Pasaż dla wyższej półki

Galeria galerii nierówna, ale każdy szuka swojego miejsca na rynku. Dopiero co powstała w Kielcach Galeria Czarnowska w okolicach dworca PKS, a już naprzeciwko niej rusza Pasaż Zielony zlokalizowany w hotelu Łysogóry. Pasaż ten dość starannie chce wybierać sobie klientelę i szuka jej na wyższej półce cenowej.

Mimo że wielu handlowców chciało tutaj wynająć powierzchnię, to nie wszyscy dostali taką zgodę. Hotel Łysogóry wybrał lepsze marki, często takie, jakie w Kielcach nie miały dotychczas swoich punktów handlowych. W tej chwili w pasażu działają dwa sklepy z odzieżą marek Tuzzi oraz Olsen, a już za kilka dni wprowadzą się kolejni najemcy, wśród nich między innymi luksusowa polska marka Deni Cler, należąca do jubilerskiej spółki W. KRUK. Pasaż liczy głównie na gości hotelu oraz ludzi dość zamożnych, którym odpowiada kupowanie we wnętrzach wykładanych drewnianą boazerią i zdobionych kryształowymi lampami.

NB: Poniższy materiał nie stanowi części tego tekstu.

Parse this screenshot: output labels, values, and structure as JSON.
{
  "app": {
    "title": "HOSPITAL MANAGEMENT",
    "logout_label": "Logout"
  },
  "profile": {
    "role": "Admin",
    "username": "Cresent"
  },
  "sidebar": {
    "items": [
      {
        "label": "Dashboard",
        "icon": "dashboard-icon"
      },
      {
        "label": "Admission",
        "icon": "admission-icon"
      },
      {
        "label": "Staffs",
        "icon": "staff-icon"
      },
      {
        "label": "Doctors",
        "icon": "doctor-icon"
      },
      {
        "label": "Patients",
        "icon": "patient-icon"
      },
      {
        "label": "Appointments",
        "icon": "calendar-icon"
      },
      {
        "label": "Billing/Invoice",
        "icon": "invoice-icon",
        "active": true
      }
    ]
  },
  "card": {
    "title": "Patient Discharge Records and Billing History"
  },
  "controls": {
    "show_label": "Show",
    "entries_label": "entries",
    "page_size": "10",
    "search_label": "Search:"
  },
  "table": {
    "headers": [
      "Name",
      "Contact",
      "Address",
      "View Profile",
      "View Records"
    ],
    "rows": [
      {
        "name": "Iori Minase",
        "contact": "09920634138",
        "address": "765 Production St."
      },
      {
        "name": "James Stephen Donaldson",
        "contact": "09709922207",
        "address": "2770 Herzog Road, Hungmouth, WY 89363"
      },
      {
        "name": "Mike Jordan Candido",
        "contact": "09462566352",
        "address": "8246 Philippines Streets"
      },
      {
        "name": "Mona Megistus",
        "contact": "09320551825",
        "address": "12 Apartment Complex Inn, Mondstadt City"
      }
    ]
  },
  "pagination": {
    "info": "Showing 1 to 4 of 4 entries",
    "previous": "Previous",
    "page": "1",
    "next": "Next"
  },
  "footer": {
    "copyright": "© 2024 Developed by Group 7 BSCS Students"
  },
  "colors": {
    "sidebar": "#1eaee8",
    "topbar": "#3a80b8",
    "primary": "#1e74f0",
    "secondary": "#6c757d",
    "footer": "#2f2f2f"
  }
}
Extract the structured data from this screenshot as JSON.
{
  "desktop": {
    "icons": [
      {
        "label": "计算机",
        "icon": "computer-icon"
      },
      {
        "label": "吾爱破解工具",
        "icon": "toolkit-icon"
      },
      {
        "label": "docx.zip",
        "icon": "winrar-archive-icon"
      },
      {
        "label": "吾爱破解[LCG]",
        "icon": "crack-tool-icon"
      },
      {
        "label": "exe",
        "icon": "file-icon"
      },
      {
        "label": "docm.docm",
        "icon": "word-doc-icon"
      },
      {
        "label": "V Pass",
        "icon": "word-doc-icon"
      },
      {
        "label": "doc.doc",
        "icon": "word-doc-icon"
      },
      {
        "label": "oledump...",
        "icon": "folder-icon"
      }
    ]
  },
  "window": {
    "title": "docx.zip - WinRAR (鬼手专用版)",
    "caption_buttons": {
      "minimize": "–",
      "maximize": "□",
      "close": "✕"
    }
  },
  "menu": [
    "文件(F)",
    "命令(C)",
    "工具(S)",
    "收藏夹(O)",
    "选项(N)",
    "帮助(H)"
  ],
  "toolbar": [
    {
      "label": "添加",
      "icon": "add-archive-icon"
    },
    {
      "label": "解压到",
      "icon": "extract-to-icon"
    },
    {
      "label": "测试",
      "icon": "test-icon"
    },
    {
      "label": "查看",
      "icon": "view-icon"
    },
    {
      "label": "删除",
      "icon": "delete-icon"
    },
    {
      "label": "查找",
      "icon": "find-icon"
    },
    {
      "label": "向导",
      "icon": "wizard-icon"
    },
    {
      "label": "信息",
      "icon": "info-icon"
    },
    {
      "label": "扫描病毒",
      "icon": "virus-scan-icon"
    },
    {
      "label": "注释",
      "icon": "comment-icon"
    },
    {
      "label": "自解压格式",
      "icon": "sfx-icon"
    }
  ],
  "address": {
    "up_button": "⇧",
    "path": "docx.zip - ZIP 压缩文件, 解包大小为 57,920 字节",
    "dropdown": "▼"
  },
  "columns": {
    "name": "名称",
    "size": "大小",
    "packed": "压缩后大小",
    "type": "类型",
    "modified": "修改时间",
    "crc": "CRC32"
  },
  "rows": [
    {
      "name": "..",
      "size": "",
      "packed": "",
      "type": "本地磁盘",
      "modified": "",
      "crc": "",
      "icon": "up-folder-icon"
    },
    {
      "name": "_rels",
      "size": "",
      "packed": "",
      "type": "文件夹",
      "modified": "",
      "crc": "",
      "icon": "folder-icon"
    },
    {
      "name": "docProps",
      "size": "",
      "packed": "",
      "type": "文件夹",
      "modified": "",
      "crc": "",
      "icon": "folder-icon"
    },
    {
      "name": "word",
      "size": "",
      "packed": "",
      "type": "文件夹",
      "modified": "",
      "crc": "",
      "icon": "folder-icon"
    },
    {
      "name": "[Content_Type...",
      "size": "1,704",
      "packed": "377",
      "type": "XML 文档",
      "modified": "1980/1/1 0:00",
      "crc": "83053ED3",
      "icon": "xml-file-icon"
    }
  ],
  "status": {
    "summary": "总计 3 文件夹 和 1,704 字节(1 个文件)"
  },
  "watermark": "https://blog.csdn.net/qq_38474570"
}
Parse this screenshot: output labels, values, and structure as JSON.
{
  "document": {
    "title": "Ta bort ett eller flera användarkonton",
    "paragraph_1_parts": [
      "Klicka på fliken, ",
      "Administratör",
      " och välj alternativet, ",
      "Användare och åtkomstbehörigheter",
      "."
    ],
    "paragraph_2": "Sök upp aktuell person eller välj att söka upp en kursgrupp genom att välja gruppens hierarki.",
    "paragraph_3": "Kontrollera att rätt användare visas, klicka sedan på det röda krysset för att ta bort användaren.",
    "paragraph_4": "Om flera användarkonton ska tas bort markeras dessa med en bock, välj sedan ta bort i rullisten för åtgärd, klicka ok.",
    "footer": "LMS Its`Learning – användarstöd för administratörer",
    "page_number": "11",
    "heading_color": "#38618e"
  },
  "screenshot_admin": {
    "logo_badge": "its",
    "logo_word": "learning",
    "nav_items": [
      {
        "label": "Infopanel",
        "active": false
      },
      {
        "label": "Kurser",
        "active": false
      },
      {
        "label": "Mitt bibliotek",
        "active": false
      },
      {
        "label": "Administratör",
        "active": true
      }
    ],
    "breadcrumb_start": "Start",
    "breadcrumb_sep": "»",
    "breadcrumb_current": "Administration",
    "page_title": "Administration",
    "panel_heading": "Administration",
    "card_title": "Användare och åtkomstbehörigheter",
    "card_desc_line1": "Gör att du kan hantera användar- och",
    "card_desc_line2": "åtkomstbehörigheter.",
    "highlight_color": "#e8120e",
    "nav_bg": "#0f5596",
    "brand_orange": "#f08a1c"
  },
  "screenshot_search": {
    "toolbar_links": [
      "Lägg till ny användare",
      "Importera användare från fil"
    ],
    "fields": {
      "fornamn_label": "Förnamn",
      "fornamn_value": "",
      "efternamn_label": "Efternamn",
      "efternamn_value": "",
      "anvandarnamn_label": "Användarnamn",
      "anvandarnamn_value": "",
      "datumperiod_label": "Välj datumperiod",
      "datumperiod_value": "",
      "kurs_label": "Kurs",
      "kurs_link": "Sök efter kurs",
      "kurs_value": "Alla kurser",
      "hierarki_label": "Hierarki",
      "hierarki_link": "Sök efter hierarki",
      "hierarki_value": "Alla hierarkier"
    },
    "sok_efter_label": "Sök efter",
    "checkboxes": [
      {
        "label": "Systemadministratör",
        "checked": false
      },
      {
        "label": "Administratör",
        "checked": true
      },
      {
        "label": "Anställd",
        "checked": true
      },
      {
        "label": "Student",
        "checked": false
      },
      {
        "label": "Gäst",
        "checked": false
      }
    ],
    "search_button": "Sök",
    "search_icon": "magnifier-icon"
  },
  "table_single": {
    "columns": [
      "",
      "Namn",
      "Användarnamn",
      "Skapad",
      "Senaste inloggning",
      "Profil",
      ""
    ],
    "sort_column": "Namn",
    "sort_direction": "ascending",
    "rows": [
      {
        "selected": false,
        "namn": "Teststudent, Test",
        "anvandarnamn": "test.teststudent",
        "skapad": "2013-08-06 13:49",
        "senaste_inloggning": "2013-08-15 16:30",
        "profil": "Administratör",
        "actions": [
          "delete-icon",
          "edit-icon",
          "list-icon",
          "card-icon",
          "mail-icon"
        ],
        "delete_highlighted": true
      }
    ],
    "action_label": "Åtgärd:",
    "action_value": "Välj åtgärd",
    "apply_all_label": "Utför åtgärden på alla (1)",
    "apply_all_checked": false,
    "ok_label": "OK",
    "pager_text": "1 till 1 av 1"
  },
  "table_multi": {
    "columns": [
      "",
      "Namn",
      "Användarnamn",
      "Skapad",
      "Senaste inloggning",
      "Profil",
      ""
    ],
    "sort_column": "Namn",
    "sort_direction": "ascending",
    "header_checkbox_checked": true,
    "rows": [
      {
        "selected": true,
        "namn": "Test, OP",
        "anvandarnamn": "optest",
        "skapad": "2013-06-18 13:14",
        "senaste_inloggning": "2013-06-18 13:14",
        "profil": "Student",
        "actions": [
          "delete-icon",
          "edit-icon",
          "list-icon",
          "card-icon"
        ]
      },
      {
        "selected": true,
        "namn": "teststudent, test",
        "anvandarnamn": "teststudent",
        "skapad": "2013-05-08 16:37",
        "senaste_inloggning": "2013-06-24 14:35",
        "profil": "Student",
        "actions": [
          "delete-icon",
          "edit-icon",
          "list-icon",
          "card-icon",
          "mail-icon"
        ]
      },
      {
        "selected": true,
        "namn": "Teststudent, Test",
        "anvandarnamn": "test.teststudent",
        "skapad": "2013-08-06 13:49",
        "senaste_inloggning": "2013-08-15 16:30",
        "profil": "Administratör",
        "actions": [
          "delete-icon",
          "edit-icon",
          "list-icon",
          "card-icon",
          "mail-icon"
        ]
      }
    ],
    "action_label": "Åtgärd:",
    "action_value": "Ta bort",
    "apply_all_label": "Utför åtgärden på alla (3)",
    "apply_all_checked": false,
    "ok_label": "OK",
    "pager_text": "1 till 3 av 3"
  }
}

Największą inwestycję szykuje jednak kielecka Galeria Echo. Dotychczasowa jej powierzchnia handlowa, czyli 26 tysięcy metrów kwadratowych, może zostać… potrojona. Nieoficjalnie wiadomo, że w tej chwili trwają negocjacje dotyczące wynajmu nowej powierzchni właśnie dla Baty, H&M i Zary.

Tak jak w Warszawie

– Po tej rozbudowie nasz obiekt miałby nie 70 sklepów, a 220 i równałby się podobnym galeriom w Szczecinie, Warszawie czy Wrocławiu. Po tyle właśnie sklepów mają największe galerie w Polsce – mówi Grzegorz Czekaj, dyrektor Galerii Echo w Kielcach.

Im więcej powstaje takich centrów handlowych w naszym województwie, tym bardziej rosną obawy analityków o ich utrzymanie na rynku. Nie sztuka wybudować i wynająć. Sztuka znaleźć wiernych klientów, którzy zapracują na czynsz najemców.

– Myślę, że takie obawy są nieuzasadnione. Rzeczywiście mam wrażenie, iż więcej klientów nikomu nie przybędzie. U nas też ta liczba się ustabilizowała, bo województwo ma tyle mieszkańców, ile ma. Ale za to ci, którzy nas odwiedzają, zostawiają coraz więcej pieniędzy. Obroty stale rosną. Mieliśmy pewne obawy po otwarciu Pasażu Świętokrzyskiego na osiedlu Ślichowice, ale zupełnie niepotrzebne. Mimo otwarcia kilku kolejnych centrów handlowych w naszych sklepach klienci kupują coraz więcej – informuje dyrektor Czekaj.